You are playing some computer game. One of its levels puts you in a maze consisting of n lines, each of which contains m cells. Each cell either is free or is occupied by an obstacle. The starting cell is in the row r and column c. In one step you can move one square up, left, down or right, if the target cell is not occupied by an obstacle. You can't move beyond the boundaries of the labyrinth.

Unfortunately, your keyboard is about to break, so you can move left no more than x times and move right no more than y times. There are no restrictions on the number of moves up and down since the keys used to move up and down are in perfect condition.

Now you would like to determine for each cell whether there exists a sequence of moves that will put you from the starting cell to this particular one. How many cells of the board have this property?

Input

The first line contains two integers nm (1 ≤ n, m ≤ 2000) — the number of rows and the number columns in the labyrinth respectively.

The second line contains two integers rc (1 ≤ r ≤ n, 1 ≤ c ≤ m) — index of the row and index of the column that define the starting cell.

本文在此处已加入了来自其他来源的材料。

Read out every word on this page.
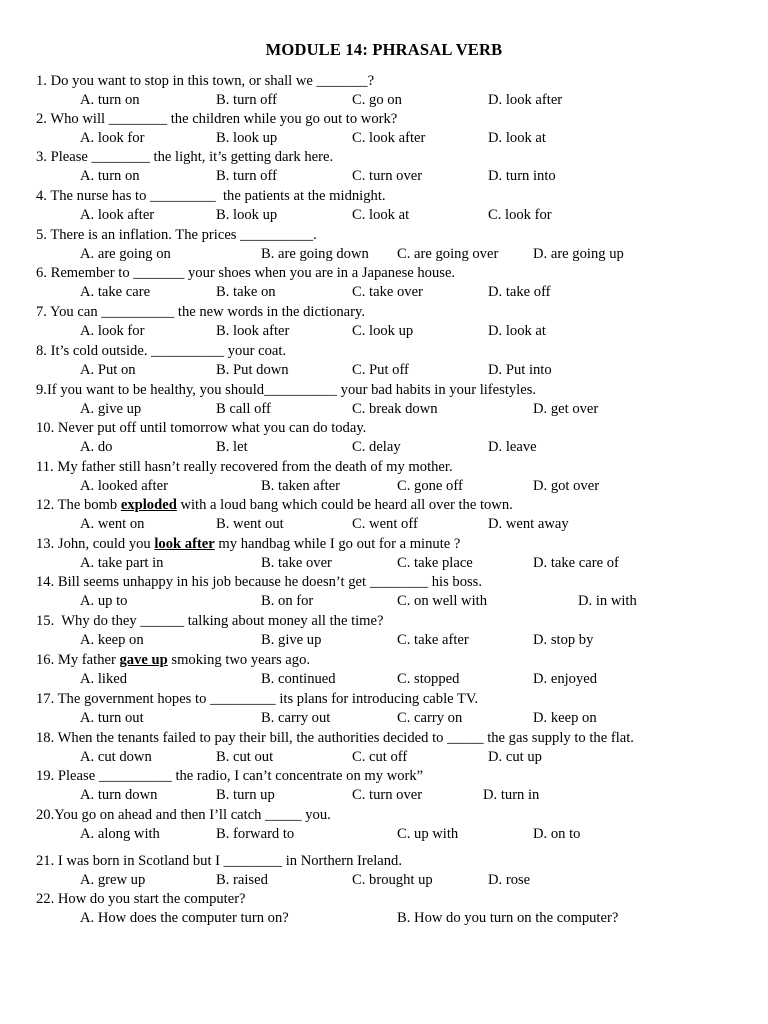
MODULE 14: PHRASAL VERB
1. Do you want to stop in this town, or shall we _______?
A. turn on	B. turn off	C. go on	D. look after
2. Who will ________ the children while you go out to work?
A. look for	B. look up	C. look after	D. look at
3. Please ________ the light, it’s getting dark here.
A. turn on	B. turn off	C. turn over	D. turn into
4. The nurse has to _________  the patients at the midnight.
A. look after	B. look up	C. look at	C. look for
5. There is an inflation. The prices __________.
A. are going on	B. are going down C. are going over D. are going up
6. Remember to _______ your shoes when you are in a Japanese house.
A. take care	B. take on	C. take over	D. take off
7. You can __________ the new words in the dictionary.
A. look for	B. look after	C. look up	D. look at
8. It’s cold outside. __________ your coat.
A. Put on	B. Put down	C. Put off	D. Put into
9.If you want to be healthy, you should__________ your bad habits in your lifestyles.
A. give up	B call off	C. break down	D. get over
10. Never put off until tomorrow what you can do today.
A. do	B. let	C. delay	D. leave
11. My father still hasn’t really recovered from the death of my mother.
A. looked after	B. taken after	C. gone off	D. got over
12. The bomb exploded with a loud bang which could be heard all over the town.
A. went on	B. went out	C. went off	D. went away
13. John, could you look after my handbag while I go out for a minute ?
A. take part in	B. take over	C. take place	D. take care of
14. Bill seems unhappy in his job because he doesn’t get ________ his boss.
A. up to	B. on for	C. on well with	D. in with
15.  Why do they ______ talking about money all the time?
A. keep on	B. give up	C. take after	D. stop by
16. My father gave up smoking two years ago.
A. liked	B. continued	C. stopped	D. enjoyed
17. The government hopes to _________ its plans for introducing cable TV.
A. turn out	B. carry out	C. carry on	D. keep on
18. When the tenants failed to pay their bill, the authorities decided to _____ the gas supply to the flat.
A. cut down	B. cut out	C. cut off	D. cut up
19. Please __________ the radio, I can’t concentrate on my work”
A. turn down	B. turn up	C. turn over	D. turn in
20.You go on ahead and then I’ll catch _____ you.
A. along with	B. forward to	C. up with	D. on to
21. I was born in Scotland but I ________ in Northern Ireland.
A. grew up	B. raised	C. brought up	D. rose
22. How do you start the computer?
A. How does the computer turn on?	B. How do you turn on the computer?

The third line contains two integers xy (0 ≤ x, y ≤ 109) — the maximum allowed number of movements to the left and to the right respectively.

The next n lines describe the labyrinth. Each of them has length of m and consists only of symbols '.' and '*'. The j-th character of the i-th line corresponds to the cell of labyrinth at row i and column j. Symbol '.' denotes the free cell, while symbol '*' denotes the cell with an obstacle.

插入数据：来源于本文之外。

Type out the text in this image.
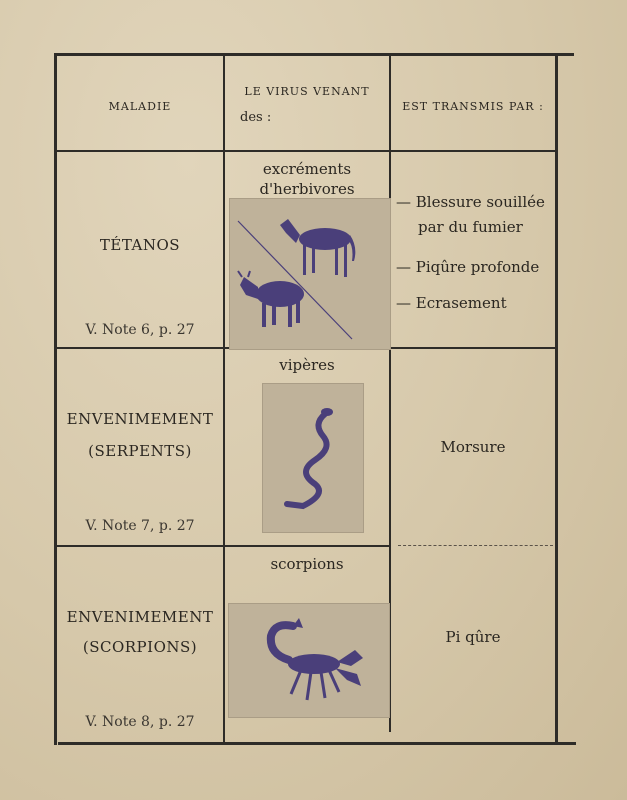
MALADIE
LE VIRUS VENANT
des :
EST TRANSMIS PAR :
TÉTANOS
V. Note 6, p. 27
excréments
d'herbivores
— Blessure souillée
par du fumier
— Piqûre profonde
— Ecrasement
ENVENIMEMENT
(SERPENTS)
V. Note 7, p. 27
vipères
Morsure
ENVENIMEMENT
(SCORPIONS)
V. Note 8, p. 27
scorpions
Pi qûre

It is guaranteed, that the starting cell contains no obstacles.

Output

Print exactly one integer — the number of cells in the labyrinth, which are reachable from starting cell, including the starting cell itself.

Examples

Input

4 5
3 2
1 2
.....
.***.
...**
*....

Output

10

Input

4 4
2 2
0 1
....
..*.
....
....

Output

7

Note

Cells, reachable in the corresponding example, are marked with '+'.

First example:

+++..
+***.
+++**
*+++.

Second example:

.++.
.+*.
.++.
.++.

题目问你有X次走左边的方式与Y次走右边的方式,与无限次上下次的方式,问你能遍历到的最多的格子。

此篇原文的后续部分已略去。